As corruption probes mount against the former Moscow mayor, Luzhkov accused his enemies of initiating a campaign of "political bullying" against him -- and vowed to resist.
"I will stay in Moscow and fight for my honor and name," Luzhkov said. He made those comments from Salzburg, Austria in a telephone interview with the Britain's "Financial Times."
Days earlier, news reports emerged that Luzhkov had applied for a British visa, ostensibly to visit his children who are studying there.

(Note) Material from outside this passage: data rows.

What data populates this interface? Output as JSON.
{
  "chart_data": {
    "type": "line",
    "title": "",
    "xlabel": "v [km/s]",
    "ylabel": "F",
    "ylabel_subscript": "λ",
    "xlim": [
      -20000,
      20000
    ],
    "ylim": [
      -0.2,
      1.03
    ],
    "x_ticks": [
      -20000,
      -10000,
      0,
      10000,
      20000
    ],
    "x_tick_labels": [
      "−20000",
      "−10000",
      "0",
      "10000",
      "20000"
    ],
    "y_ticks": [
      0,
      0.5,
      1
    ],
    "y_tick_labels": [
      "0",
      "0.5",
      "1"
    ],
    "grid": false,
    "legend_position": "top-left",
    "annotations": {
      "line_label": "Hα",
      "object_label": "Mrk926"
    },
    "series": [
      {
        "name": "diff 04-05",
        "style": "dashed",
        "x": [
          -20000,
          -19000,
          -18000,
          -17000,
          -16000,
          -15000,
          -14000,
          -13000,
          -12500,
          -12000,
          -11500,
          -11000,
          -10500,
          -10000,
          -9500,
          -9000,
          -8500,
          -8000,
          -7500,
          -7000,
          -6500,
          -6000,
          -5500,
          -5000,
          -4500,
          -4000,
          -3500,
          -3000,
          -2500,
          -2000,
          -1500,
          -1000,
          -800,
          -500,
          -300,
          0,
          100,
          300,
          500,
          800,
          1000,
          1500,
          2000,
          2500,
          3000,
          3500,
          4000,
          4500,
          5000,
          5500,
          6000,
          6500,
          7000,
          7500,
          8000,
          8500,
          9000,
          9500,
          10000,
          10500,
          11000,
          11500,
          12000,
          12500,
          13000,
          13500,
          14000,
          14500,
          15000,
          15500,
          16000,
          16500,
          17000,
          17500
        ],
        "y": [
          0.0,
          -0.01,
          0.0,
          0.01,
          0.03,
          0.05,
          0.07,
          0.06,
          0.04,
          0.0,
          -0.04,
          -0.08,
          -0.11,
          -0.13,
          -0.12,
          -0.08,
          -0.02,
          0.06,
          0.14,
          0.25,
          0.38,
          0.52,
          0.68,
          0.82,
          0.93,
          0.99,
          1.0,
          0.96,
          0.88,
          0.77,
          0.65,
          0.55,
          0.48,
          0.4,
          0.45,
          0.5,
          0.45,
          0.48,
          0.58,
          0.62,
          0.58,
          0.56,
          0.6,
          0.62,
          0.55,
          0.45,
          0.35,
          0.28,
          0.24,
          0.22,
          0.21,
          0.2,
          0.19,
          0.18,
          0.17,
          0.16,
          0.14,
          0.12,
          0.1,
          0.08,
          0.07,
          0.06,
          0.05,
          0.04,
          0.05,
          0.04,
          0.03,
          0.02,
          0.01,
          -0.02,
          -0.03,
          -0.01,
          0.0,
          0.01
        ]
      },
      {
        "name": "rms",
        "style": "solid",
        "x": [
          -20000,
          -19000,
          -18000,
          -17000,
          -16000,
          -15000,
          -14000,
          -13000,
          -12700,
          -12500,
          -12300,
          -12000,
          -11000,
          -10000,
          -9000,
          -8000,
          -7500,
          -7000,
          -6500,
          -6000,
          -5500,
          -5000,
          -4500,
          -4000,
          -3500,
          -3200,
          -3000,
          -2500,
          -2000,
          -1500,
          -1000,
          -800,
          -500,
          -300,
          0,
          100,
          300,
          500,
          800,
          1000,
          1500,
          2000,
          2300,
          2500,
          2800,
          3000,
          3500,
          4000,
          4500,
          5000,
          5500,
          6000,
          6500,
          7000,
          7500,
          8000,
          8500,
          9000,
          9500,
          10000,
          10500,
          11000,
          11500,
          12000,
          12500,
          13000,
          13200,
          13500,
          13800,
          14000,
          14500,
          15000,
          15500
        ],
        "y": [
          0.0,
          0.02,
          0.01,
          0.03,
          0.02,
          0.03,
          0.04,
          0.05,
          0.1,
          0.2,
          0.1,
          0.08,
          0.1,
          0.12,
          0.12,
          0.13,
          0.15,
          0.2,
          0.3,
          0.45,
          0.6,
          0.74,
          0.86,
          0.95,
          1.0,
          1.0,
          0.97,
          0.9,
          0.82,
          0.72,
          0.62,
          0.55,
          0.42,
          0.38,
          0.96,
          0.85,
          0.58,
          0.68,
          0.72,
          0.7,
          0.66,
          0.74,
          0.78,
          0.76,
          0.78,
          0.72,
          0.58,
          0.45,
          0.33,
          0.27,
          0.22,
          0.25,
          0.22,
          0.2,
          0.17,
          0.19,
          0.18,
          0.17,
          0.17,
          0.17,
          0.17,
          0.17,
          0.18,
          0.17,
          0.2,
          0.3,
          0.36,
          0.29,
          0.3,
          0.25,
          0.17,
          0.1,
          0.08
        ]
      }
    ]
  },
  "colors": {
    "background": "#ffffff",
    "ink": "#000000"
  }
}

And last month, Latvia rejected Luzhkov's request for a residency permit, citing the hostile comments he made about that country in the past. (Famously nationalistic, Luzhkov has described Riga's policy toward its Russian minority as "genocide.") Latvian officials say Luzhkov is on a blacklist of people banned from even entering the country.
Luzhkov's visa and residency permit hunting has naturally sparked chatter that he was preparing to emigrate, following the lead of other former insiders who fell out of favor with the Kremlin.
Despite the ex-mayor's strenuous denials that this is not the case, these are nevertheless nervous times for the man who once ruled Russia's glitzy capital like a feudal lord.
Sergei Stepashin, chairman of Russia’s Audit Chamber, says his investigators have uncovered financial violations in Luzhkov's City Hall totaling 230 billion rubles ($7.8 billion) in 2009 and 2010 alone.
Sergei Sobyanin, the man President Dmitry Medvedev appointed as Moscow's new mayor after firing Luzhkov last autumn, says he plans to review 100,000 contracts concluded by his predecessor's administration.
"There is a second information campaign against Luzhkov, comparable in scale to the one that led to his resignation in September 2010," the Russian daily "Vedomosti" wrote today.
Of course, the fact that corruption was endemic throughout much of Luzhkov's rule should surprise nobody.
"Considering all the impropriety and kickbacks, it would be easier for me to tell you the places where there wasn't any corruption. In public transportation, the metro, road construction, the abuses were enormous," Dmitry Katayev, a former member of the Moscow City Duma told RFE/RL's Russian Service in an interview today.
But as long as Luzhkov was politically useful, Katayev said the Kremlin turned a blind eye:
Indeed, the opposition's longstanding allegations against Luzhkov, who denies any wrongdoing, became relevant when the authorities decided they wanted to get rid of him. Before that they were ignored.
But of course we've seen this movie before. The Kremlin uses corruption as a means of controlling the elite -- letting it slide as long as one is useful and sufficiently deferent to the regime, all the while compiling a dossier that can be opened up at any time.
Today it is Luzhkov's turn to get thrown under the bus. Sooner or later, it will be somebody else's turn as well.